Domínguez-Muñoz J E, Malfertheiner P
Department of Internal Medicine-Gastroenterology, University Hospital of Bonn, Germany.
Gastroenterologist. 1993 Dec;1(4):248-56.
Currently, there is no specific therapy for acute pancreatitis. The management of the disease is supportive in approximately 80% of patients who suffer mild to moderate attacks.

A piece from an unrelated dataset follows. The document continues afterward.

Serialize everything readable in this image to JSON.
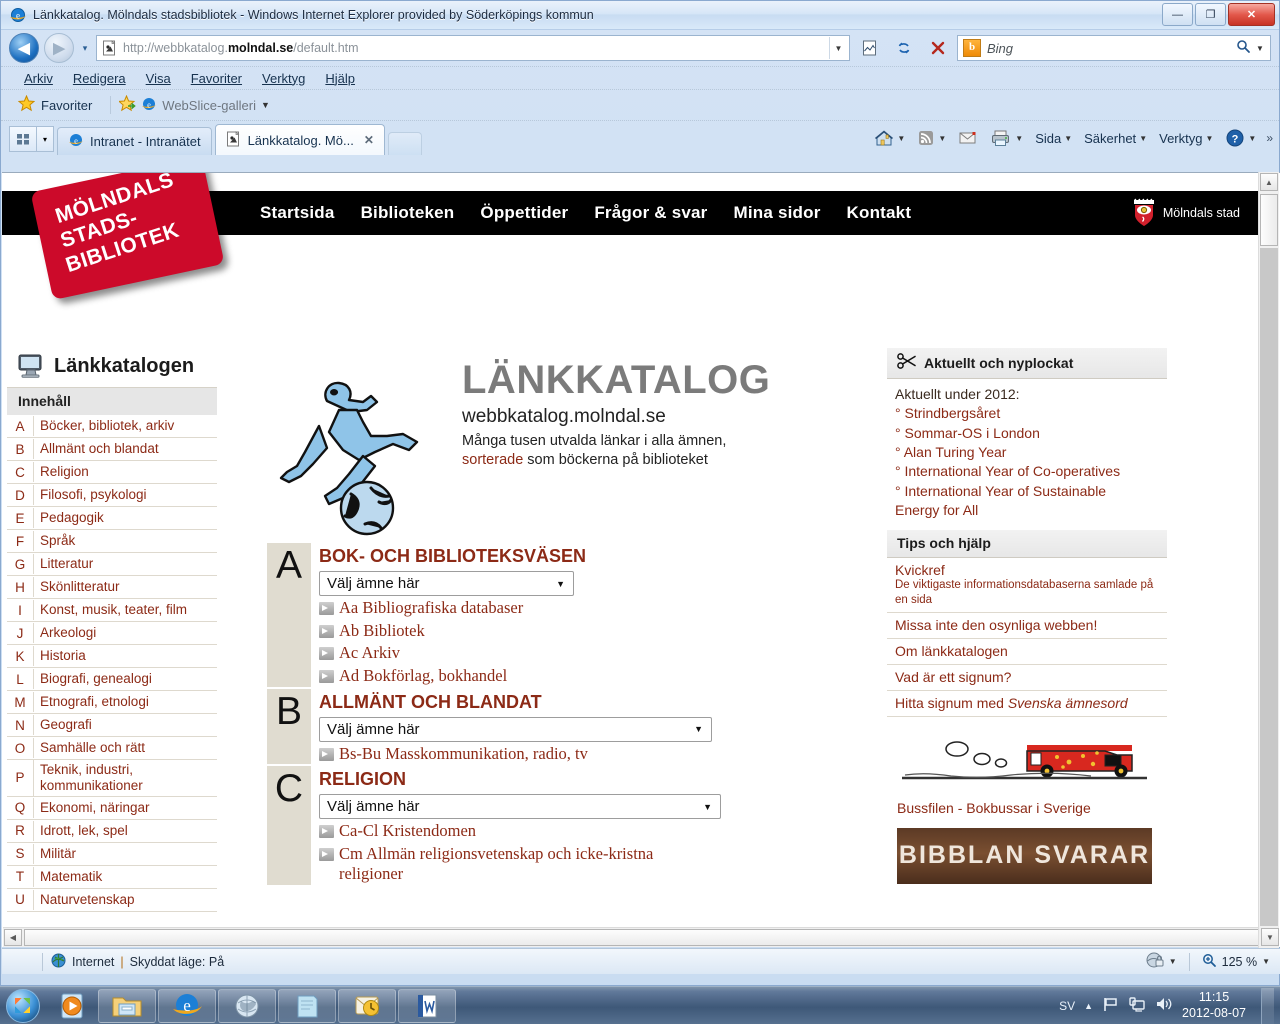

The remaining 20% of patients develop one or more major complications and require intensive care. Classification of acute pancreatitis according to severity is, therefore, necessary for proper management. Severe acute pancreatitis is detected early by the determination of circulating levels of polymorphonuclear elastase (PMN-E) and/or C-reactive protein (CRP). Patients with low levels of both PMN-E and CRP who have no major local or systemic complication of the disease can be classified as having mild acute pancreatitis. These patients require only supportive therapy and basic monitoring of vital functions. Patients with high levels of PMN-E and/or CRP and disease-related complications should be classified as severe. These patients should be managed in an intensive care unit for close monitoring of cardiovascular, respiratory, renal, metabolic, and hematological functions, and for early treatment of complications. Any organic dysfunction needs to be specifically treated. Development of extrapancreatic organ failure is closely related to the extent of pancreatic necrosis. Therefore, contrast-enhanced computed tomography (CT) should be performed in every patient classified as having severe acute pancreatitis. If sepsis develops, fine-needle ultrasound or CT-guided aspiration of necrotic tissue for bacteriological examination should be performed. Infected necrosis and persistent systemic failure under maximal intensive treatment require surgical treatment by necrosectomy and continuous lavage of the lesser sac. Late local complications of acute pancreatitis (i.e., abscesses and persistent pseudocyst) must be drained percutaneously or, more often, surgically.
目前,急性胰腺炎尚无特效疗法。对于约80%发生轻至中度发作的患者,该病的治疗以支持治疗为主。其余20%的患者会出现一种或多种严重并发症,需要重症监护。因此,根据严重程度对急性胰腺炎进行分类对于恰当的治疗很有必要。通过测定循环中的多形核弹性蛋白酶(PMN-E)和/或C反应蛋白(CRP)水平可早期发现重症急性胰腺炎。PMN-E和CRP水平均低且无该病主要局部或全身并发症的患者可归类为轻症急性胰腺炎。这些患者仅需支持治疗和对重要功能进行基本监测。PMN-E和/或CRP水平高且有与疾病相关并发症的患者应归类为重症。这些患者应在重症监护病房接受治疗,以密切监测心血管、呼吸、肾脏、代谢和血液学功能,并对并发症进行早期治疗。任何器官功能障碍都需要进行针对性治疗。胰腺外器官衰竭的发生与胰腺坏死程度密切相关。因此,对于每一位归类为重症急性胰腺炎的患者都应进行增强计算机断层扫描(CT)检查。如果发生脓毒症,应进行细针超声或CT引导下对坏死组织进行穿刺抽吸以进行细菌学检查。在最大强度治疗下出现感染性坏死和持续性全身衰竭需要通过坏死组织清除术和小网膜囊持续灌洗进行手术治疗。急性胰腺炎的晚期局部并发症(即脓肿和持续性假性囊肿)必须经皮引流,或更常见的是通过手术引流。